The GPU Market Just Hit a Wall

If you've been trying to buy an RTX 5070 Ti or RTX 5060 Ti in 2026, you already know something is very wrong. Cards are vanishing from shelves, prices are climbing past MSRP, and retailers in Germany are straight-up rationing RTX 5070 stock. Now we know why: NVIDIA has reportedly slashed GPU shipments to its board partners by 15-20%, and multiple leakers are saying there will be no new GeForce gaming GPUs until 2027 at the earliest.

Let that sink in. No RTX 50 Super refresh. No mid-cycle surprise. Just... nothing.

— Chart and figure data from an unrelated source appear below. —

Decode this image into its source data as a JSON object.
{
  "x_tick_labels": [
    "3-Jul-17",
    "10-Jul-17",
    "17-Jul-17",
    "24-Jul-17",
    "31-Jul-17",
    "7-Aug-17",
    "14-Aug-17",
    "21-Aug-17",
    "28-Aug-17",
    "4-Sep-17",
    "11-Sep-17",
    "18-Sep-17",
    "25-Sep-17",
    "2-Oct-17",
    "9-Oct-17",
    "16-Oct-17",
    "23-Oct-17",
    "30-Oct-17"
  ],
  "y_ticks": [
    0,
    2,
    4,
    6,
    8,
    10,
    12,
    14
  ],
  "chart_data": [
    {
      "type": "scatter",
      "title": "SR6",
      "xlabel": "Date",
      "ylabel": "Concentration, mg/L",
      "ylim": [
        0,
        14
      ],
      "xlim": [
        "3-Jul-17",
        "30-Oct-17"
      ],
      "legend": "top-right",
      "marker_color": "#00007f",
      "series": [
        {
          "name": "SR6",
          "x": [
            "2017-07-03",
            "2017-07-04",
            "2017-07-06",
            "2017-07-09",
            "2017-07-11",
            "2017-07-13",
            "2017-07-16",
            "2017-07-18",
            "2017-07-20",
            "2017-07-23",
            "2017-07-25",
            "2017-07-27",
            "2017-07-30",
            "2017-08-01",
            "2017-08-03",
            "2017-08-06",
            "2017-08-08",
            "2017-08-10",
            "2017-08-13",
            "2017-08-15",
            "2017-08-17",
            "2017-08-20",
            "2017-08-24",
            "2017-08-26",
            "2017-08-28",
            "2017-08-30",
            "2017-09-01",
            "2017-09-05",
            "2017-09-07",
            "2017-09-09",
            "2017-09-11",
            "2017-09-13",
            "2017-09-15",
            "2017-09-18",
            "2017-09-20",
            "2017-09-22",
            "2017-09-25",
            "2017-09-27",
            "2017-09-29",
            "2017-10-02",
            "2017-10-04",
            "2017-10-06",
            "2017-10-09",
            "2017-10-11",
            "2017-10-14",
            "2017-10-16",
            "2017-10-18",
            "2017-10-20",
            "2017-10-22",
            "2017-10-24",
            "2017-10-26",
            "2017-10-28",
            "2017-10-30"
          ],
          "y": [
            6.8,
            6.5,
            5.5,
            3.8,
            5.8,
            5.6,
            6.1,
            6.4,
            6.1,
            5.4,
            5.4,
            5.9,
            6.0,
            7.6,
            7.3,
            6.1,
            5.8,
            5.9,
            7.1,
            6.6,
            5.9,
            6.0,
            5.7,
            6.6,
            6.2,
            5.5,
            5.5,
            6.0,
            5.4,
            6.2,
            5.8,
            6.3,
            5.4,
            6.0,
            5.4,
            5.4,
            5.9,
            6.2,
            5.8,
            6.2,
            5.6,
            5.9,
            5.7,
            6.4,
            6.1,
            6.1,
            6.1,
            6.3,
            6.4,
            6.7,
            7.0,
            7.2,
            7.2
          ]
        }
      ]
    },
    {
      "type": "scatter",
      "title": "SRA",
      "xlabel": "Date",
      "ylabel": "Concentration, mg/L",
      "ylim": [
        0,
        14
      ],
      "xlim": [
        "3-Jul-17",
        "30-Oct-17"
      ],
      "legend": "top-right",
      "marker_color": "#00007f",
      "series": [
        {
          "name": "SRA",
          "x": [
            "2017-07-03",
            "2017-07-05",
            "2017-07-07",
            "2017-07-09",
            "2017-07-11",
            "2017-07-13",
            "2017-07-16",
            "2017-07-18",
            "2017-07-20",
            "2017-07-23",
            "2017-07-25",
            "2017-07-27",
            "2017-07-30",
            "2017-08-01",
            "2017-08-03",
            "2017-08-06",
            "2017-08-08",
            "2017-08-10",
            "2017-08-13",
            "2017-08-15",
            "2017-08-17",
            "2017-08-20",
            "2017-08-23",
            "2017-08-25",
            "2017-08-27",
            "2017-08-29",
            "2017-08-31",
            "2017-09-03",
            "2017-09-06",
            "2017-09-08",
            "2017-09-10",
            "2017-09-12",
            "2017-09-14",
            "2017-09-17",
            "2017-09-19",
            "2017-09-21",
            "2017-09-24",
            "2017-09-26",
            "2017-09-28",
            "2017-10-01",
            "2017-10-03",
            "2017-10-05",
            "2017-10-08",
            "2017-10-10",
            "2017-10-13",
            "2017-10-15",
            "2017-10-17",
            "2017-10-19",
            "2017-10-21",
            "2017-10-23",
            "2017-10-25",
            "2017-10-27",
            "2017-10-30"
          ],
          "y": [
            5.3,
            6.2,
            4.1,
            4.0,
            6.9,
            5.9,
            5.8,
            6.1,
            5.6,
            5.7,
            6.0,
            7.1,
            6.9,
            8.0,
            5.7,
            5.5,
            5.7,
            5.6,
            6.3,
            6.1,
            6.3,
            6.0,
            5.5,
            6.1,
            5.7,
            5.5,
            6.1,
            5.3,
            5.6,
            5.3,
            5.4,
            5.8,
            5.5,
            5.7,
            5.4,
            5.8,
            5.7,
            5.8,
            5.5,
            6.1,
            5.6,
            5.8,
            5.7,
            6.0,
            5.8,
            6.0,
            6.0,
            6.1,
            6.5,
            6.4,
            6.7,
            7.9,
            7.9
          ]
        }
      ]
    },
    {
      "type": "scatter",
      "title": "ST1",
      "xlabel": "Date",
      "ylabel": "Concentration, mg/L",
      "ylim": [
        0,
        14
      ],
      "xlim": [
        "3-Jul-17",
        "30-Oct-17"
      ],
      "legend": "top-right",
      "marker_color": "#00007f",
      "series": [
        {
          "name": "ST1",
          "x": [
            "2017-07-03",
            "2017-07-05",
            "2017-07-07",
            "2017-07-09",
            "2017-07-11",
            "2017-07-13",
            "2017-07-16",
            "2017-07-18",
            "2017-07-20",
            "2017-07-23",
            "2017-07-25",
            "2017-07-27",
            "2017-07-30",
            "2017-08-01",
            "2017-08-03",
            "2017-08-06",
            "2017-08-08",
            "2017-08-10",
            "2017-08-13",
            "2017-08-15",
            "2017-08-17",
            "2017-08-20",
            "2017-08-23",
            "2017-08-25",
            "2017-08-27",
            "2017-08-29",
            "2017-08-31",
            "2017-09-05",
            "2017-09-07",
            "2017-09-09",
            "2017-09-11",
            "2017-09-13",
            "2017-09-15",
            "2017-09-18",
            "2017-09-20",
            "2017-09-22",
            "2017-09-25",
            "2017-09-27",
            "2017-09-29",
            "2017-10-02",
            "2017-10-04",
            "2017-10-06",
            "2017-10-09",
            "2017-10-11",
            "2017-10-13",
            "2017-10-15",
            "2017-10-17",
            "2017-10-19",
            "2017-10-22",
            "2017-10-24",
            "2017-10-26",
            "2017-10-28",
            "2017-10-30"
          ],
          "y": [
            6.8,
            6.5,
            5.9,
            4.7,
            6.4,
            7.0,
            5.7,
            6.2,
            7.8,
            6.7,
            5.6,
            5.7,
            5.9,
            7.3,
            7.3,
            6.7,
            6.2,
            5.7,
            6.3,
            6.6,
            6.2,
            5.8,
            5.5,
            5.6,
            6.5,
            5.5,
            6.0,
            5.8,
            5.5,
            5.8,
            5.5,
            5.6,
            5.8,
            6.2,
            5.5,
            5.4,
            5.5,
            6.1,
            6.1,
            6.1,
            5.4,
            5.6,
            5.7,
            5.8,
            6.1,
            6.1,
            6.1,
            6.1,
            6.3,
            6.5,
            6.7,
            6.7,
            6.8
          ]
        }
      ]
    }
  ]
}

GDDR7: The Bottleneck Nobody Saw Coming

The root cause is a GDDR7 memory shortage that has spiraled out of control. AI demand has consumed so much memory production capacity that DRAM suppliers have hiked prices across the board. Every gigabyte of GDDR7 that goes into a GeForce card is a gigabyte that isn't going into an H200 or B200 AI accelerator — and those data center cards generate vastly more revenue per chip for NVIDIA.

Gigabyte CEO Yeh Pei-Cheng laid it out plainly: NVIDIA's supply strategy now revolves around "gross revenue per gigabyte of GDDR7 memory." Translation: gaming GPUs lose the allocation war when AI cards print more money per memory chip.

The numbers tell the story. RTX 50 series supply in H1 2026 could be 30-40% lower than H1 2025 levels. The RTX 5070 Ti and RTX 5060 Ti are expected to take the first hit, since their GDDR7 allocation competes directly with data center products.

NVIDIA Slashes GPU Supply by 20%, No New GeForce Until 2027

RTX 50 Super? Cancelled (For Now)

Board partners confirmed at CES 2026 that the RTX 50 Super refresh has been postponed — potentially to Q3 2026, but more likely cancelled outright for this generation. The Super variants were rumored to use 3GB GDDR7 modules, which would have made the memory sourcing problem even worse.

GPU Supply Allocation 2025 vs 2026

NVIDIA's official statement was carefully worded: "Demand for GeForce RTX GPUs is strong and memory supply is constrained. We continue to ship all GeForce SKUs and are working closely with our suppliers on memory availability." Reading between the lines: they're shipping what they can, but it's not enough.

The RTX 3060 Returns From the Dead

In perhaps the most telling sign of how dire things have gotten, NVIDIA is bringing back the RTX 3060 12GB. Yes, a two-generation-old GPU using GDDR6 — memory that's cheaper and actually available — is being relaunched to plug the gap in the budget segment.

The rumored RTX 5050 with 9GB of GDDR7 has been abruptly shelved. The math doesn't work: why burn precious GDDR7 allocation on a budget card when a GDDR6-based RTX 3060 can serve the same market without touching the constrained supply chain?

NVIDIA Slashes GPU Supply by 20%, No New GeForce Until 2027

Expect the refreshed RTX 3060 to hit shelves around June 2026. It's a stopgap, but for budget gamers priced out of the RTX 50 series, it might be the only realistic option.

RTX 60 Series: 2028 at the Earliest

Looking further ahead, reports indicate the next-generation RTX 60 series based on the Rubin architecture won't debut until late 2027 at the absolute earliest, with 2028 looking more likely. NVIDIA has deprioritized consumer GPU development in favor of its data center roadmap, where margins are significantly higher.

NVIDIA GPU Street Price Trend

What This Means for Gamers

The current RTX 50 lineup — RTX 5090, 5080, 5070 Ti, 5070, and 5060 Ti — is what we're going to have for a while. If you've been holding out for price drops or a Super refresh, that strategy is dead. Buy what's available now or wait potentially two years for the next generation.

AMD isn't riding to the rescue either. RDNA 4 cards face similar memory constraints, and AMD board partners have already pushed through 5-10% price increases in early 2026.

The GPU market of 2026 is a fundamentally different beast than what we're used to. AI has rewritten the economics of memory allocation, and gamers are the ones paying the price — both literally and figuratively. Hold onto your current GPU. It's going to have to last a while.